Il y a quelque chose de terrible qui consiste à voir comme un système qui se construit sur une division raciale qui cantonne les uns dans la sphère de l’infériorité et les autres dans celle de la supériorité. Et surtout, qui travaille par le biais de ses schèmes éducationnels, à formater les esprits des uns et des autres dans l’acception, ou plus encore, dans l’intériorisation de modes d’être et de faire façonnés par les « maitres » et proposés comme une évidence. Ce faisant, dans l’esprit du «Pauvre Blanc », homme ou femme il y avait au moins la consolation, aussi difficile que puisse être son existence, aussi terrible le malheur qui s’abat sur lui, de savoir qu’il n’est pas noir. Parlant de la police, Baldwin la cernait comme un « ennemi employé par le gouvernement ». A ses yeux, « révélation céleste », son « unique fonction », c’est d’être « là pour maintenir le Noir à sa place et protéger les intérêts commerciaux des Blancs » « Révélation céleste ». Et c’est tout cela que Baldwin tente de déconstruire. Il était effaré de constater que « ce qui passe pour identité en Amérique est une série de mythes au sujet de nos ancêtres héroïques », avec tant de gens à croire qu’elle avait été « fondée par une bande de héros qui voulaient être libres ».

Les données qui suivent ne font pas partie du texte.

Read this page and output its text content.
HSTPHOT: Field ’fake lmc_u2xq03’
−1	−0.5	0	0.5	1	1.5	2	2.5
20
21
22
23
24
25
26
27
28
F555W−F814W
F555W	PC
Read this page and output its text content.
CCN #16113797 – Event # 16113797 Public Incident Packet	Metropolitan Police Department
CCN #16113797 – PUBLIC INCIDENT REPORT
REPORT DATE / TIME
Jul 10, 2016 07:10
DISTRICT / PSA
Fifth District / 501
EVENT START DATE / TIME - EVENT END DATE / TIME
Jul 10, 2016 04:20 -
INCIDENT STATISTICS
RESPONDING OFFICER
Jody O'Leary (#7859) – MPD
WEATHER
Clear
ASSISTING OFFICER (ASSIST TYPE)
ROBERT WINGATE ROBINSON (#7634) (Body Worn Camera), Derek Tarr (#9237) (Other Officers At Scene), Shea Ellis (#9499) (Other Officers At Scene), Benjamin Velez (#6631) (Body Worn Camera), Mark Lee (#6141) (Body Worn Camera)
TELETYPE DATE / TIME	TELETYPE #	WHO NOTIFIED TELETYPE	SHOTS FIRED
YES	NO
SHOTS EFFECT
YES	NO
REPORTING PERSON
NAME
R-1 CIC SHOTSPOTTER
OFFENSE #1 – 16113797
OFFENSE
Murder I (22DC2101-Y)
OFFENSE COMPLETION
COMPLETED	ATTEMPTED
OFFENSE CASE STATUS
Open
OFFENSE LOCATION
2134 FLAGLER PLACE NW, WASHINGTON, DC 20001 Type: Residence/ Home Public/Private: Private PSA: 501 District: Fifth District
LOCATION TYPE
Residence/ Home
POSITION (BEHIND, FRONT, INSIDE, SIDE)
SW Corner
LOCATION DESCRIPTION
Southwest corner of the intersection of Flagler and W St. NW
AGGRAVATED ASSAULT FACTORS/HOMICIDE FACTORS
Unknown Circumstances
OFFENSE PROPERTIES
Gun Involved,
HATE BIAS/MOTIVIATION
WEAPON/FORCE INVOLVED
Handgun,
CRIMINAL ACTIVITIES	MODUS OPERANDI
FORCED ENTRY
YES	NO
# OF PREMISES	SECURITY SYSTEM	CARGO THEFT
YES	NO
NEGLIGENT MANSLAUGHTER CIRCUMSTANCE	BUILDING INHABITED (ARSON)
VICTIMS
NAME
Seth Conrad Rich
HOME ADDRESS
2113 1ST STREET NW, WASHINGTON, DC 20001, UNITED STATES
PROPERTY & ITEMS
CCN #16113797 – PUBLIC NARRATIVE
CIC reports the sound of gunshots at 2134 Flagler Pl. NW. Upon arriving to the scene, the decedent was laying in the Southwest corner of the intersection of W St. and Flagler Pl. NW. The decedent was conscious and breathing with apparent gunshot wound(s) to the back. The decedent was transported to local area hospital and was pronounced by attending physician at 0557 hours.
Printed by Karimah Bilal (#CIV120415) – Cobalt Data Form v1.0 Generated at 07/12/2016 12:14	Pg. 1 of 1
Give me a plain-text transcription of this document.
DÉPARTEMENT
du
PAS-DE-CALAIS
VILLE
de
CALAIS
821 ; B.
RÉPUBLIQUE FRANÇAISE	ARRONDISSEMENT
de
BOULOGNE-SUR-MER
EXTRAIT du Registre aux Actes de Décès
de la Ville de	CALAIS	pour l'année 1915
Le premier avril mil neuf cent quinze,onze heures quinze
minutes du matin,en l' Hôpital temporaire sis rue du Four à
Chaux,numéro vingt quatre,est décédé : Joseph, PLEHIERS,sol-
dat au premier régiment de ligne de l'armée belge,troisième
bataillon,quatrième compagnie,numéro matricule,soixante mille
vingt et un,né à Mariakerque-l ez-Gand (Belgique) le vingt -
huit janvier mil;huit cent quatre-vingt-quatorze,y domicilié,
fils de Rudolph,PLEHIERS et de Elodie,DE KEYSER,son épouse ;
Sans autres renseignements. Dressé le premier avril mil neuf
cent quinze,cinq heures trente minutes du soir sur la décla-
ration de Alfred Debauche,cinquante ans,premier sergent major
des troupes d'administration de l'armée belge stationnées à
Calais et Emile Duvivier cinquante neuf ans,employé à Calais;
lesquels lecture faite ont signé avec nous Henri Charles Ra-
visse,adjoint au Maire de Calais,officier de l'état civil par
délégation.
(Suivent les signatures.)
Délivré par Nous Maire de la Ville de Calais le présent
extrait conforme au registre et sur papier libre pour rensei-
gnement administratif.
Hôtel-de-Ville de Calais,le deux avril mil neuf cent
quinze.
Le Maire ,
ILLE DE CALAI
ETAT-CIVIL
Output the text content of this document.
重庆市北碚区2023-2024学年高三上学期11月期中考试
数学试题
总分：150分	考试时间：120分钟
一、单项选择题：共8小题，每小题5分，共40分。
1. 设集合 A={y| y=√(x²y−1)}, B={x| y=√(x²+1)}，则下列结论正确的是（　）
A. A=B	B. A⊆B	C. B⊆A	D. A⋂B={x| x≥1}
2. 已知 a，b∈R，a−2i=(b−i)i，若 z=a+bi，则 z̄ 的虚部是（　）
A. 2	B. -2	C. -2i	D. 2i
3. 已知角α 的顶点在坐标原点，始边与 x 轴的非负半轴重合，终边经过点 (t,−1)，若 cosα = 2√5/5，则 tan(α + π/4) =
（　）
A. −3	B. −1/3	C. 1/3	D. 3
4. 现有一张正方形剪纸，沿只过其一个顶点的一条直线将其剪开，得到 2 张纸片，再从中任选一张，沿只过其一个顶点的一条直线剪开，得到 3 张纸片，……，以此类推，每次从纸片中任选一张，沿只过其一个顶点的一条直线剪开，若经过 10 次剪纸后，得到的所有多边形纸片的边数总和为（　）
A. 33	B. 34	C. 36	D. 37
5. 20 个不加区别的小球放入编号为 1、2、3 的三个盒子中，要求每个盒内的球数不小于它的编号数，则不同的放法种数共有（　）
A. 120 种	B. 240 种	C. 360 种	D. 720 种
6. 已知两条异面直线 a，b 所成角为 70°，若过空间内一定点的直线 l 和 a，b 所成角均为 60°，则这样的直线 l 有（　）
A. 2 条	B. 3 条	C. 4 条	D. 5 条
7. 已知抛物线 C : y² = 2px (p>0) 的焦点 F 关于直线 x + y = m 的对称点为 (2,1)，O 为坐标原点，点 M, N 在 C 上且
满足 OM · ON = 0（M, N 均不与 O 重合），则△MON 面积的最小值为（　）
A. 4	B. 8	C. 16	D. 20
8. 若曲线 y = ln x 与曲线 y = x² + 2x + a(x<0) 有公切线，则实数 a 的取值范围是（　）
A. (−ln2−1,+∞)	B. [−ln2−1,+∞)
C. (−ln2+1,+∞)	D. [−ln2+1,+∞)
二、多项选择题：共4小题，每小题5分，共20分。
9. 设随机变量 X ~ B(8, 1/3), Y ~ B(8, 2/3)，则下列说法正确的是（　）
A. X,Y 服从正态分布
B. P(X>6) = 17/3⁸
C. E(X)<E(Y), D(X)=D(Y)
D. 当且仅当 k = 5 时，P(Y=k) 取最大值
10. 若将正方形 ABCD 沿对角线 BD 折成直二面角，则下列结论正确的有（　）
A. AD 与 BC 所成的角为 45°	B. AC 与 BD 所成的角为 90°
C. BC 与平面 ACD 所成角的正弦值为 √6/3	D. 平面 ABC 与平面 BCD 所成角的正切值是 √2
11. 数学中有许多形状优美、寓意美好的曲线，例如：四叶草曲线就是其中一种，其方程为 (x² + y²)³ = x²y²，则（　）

Toute autre est la vérité : « un certain nombre de personnes ont quitté l’Europe parce qu’elles ne pouvaient plus y rester et étaient obligées d’aller ailleurs pour survivre. C’est tout. C’était des crève-la-faim, des pauvres, des repris de justice. Les Anglais jouissant d’une certaine prospérité par exemple, ne sont pas montés à bord du May flower. C’est bien ainsi que le pays a été peuplé. Pas par Gary Cooper ». Aussi avait-il averti : « Tant que nous , Américains , n’aurons pas accepté le fait que mes ancêtres soient à la fois noirs et blancs, que sur ce continent nous tentions de construire une nouvelle identité, que nous ayons besoin les uns des autres, que je ne sois pas un pupille de l’Amérique ni un objet de charité missionnaire, mais une des personnes qui ont construit ce pays-tant que ce moment ne sera pas arrivé, le rêve américain a peu d’espoir de se concrétiser». Et c’est ce qui dit tout le drame qui se joue en ce moment à travers ces grands mouvements protestataires qui enflamment les Etats unis. Baldwin avait bien perçu que le défi est d’arriver à construire une société post raciale, celle d’identités plurielles et en mouvement.